Но ван Буден поспешно возобновляет чтение.

— «Форма, принятая среди братьев нашего ордена, — простой и опрятный рабочий костюм. (Многие, по недостатку средств, ходят в старых мундирах, «очищенных» в буквальном смысле от знаков отличия и тому подобного.)»

— Носите полувоенный пиджак — последний крик мужской моды, — хихикает Лея, но перебить чтеца ей не удается.

Тот частит дальше:

— «Наша торжественная клятва основана на требовании чистоты гуманистического волеизъявления и самодисциплины. Высшее отличие — быть удостоенным звания брат. Но ни один из нас не может покуда претендовать на это звание. Только нашему товарищу Гл. оно было присуждено посмертно. (Упомянутый Гл. добровольно вошел в состав команды взрывников и погиб, обезвреживая фугаску. Замечу, что это была немецкая бомба. А вообще Гл. работал по демонтажу бывшего военного аэродрома.)»

Теперь ван Буден по собственной инициативе прервал чтение и лишь после некоторого молчания продолжал спокойным тоном:

— «У меня еще осталась родина, и я люблю ее. Меня тянет на родину. Отец пишет, что ему не приходилось слышать, чтобы в Рейффенберге подвергались репрессиям бывшие офицеры, во всяком случае, те, кто вернулся домой «обычным порядком». А военным преступником я никогда не был. Итак, столь для меня желанному возвращению на родину ничто не препятствует — ничто, кроме роковой для меня нечестности по отношению к тебе. И ее…»

— «Нечестность» в данном случае означает трусость, не так ли?

— Нет, Лея, это означает слабость, непростительную слабость…

— Вы ошибаетесь, это означает…

— «И ее… — ван Буден решил отбиваться с помощью самого письма, — …и ее ничем не оправдать. Ее можно лишь объяснить безумием, в котором была своя система и жертвой которого пал также и я…»

Смех, резкий, недобрый, бессмысленный, хлестнул ван Будена по губам, и на них замерли слова Залигера. Лея ткнула пальцем в настольное стекло:

— Вот, вот он стоит за моей спиной, заглядывает через мое плечо, вот он… Жертва в полувоенном пиджаке… прямая спина — как будто палку он проглотил, что его обучала уставу… Этот не распилит и не сожжет палку-вздыхалку, пока не настанет долгожданная весна, где уж ему. — Лея отъехала вместе со стулом от стола, уткнула локти в колени, стиснула кулаками виски: — Я ведь знала это… всегда знала…

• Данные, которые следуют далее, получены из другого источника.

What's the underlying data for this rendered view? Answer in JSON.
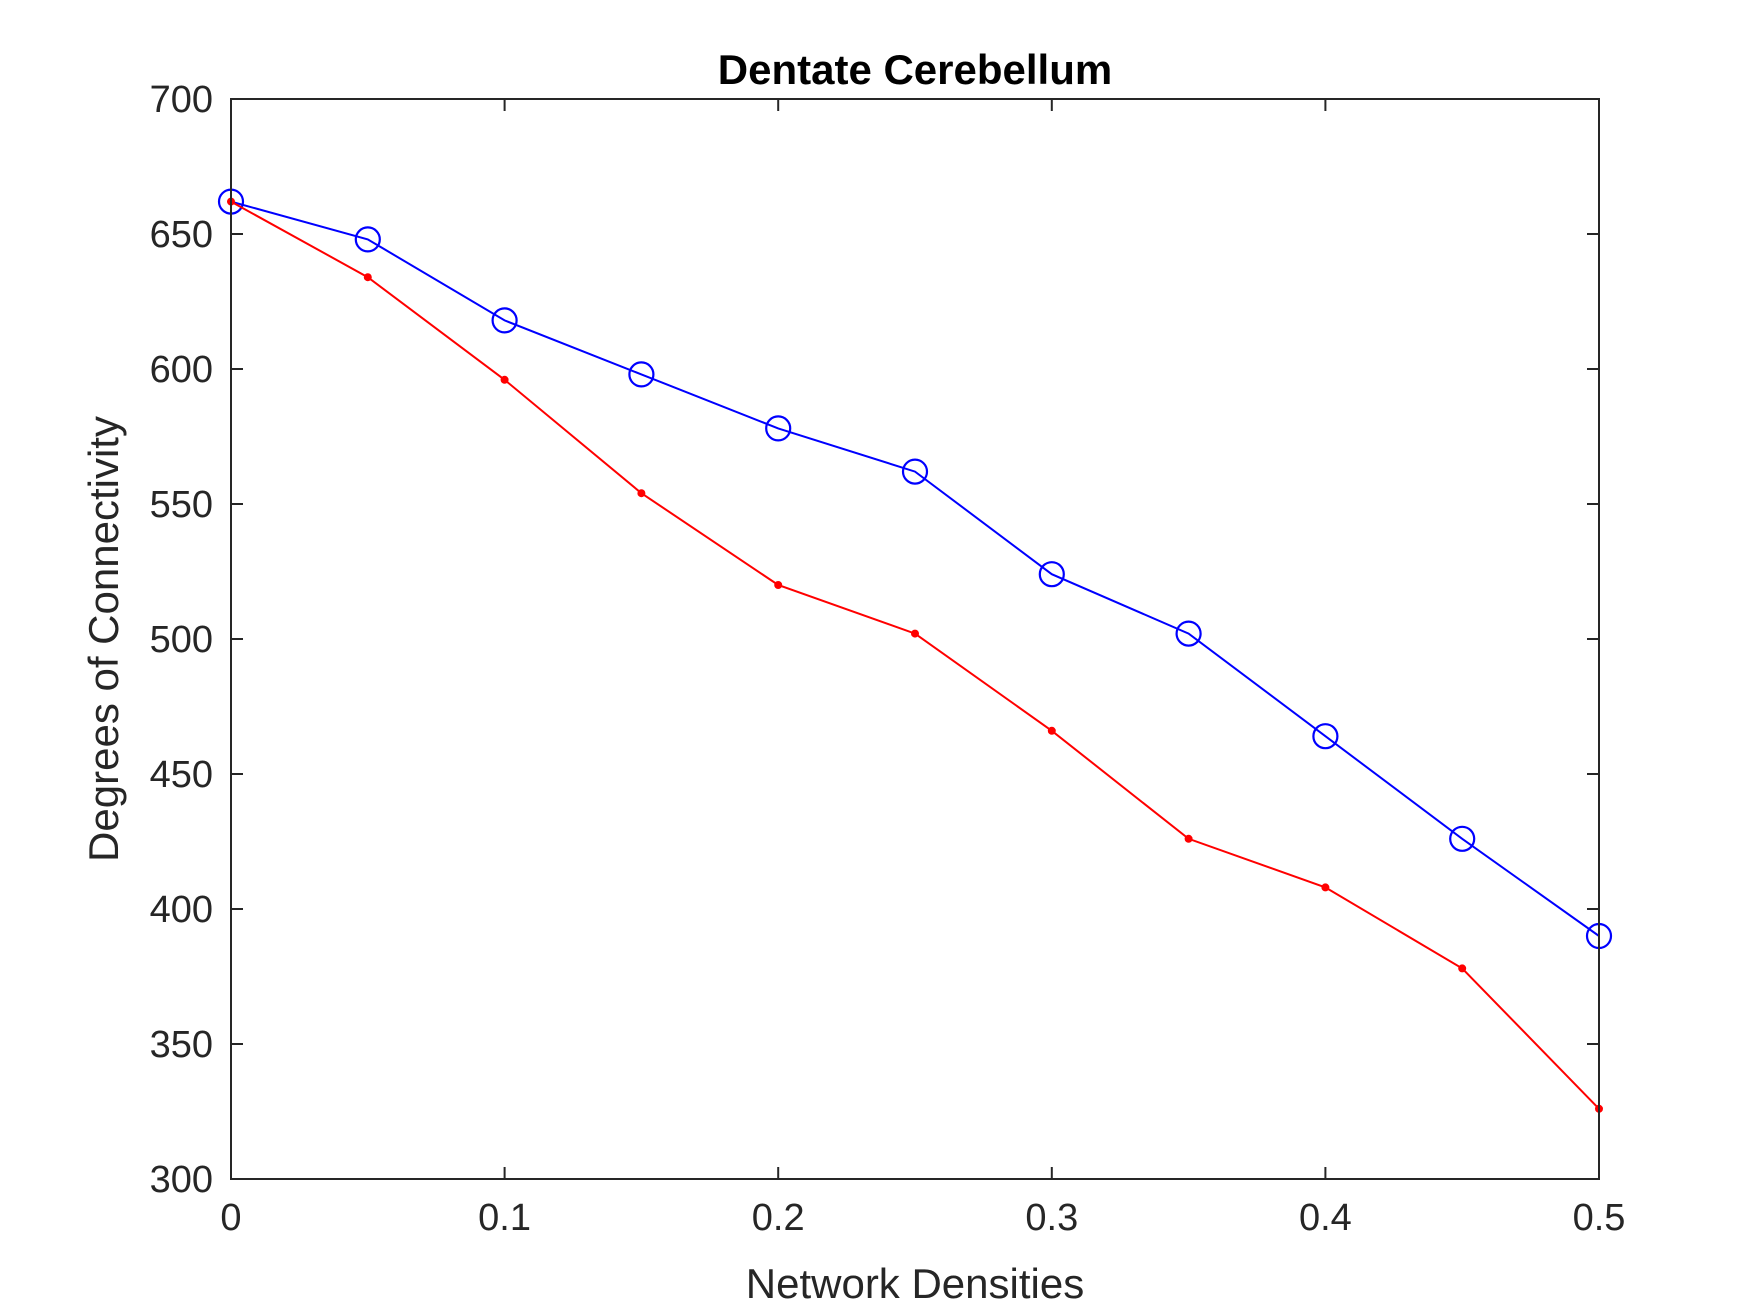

Ван Буден мог бы теперь не поддаться ее капризам, мог бы махнуть рукой на письмо и поговорить с ней своими словами. Такую, как она есть, — прижатые к вискам кулачки, под ними короткие прядки волос, такую юную, хрупкую, беспомощную — можно было приободрить од-ним-единственным добрым словом. Но ван Буден продолжал говорить с ней словами Армина Залигера, то ли потому, что от смущения не находил собственных слов, то ли потому, что хотел по-иному повернуть дело, обратить вынужденный проступок в заслугу и взять отправителя письма, который представлялся ему человеком достойным уважения, под свою беспристрастную защиту. Он успел уже пробежать глазами конец письма. И как раз это развеяло его предубеждение: быть может, молодой человек высказывает не свои желания, а лишь то, что сегодня надлежит говорить.

Однако конец письма ван Буден зачитал том же бесцветным голосом, каким читал начало. Вот что там говорилось:

— «Я хочу искупить свою вину. Если ты полагаешь, что тебе будет неприятно встречать меня на улицах Рейффенберга, я навсегда останусь «в изгнании» и забуду родину. На мое имя переписан дом и участок на Рашбахской поляне (список № 81). Участок расположен по южному склону Катценштейна. Если выйти на балкон, оттуда видны вершины Богемии. Ты ведь знаешь этот дом с балконом через весь фасад. Помнится, ты мечтала о таком доме. Первый хозяин назвал его «Орлиное гнездо». Если бы только мне было дозволено подарить тебе это владение…»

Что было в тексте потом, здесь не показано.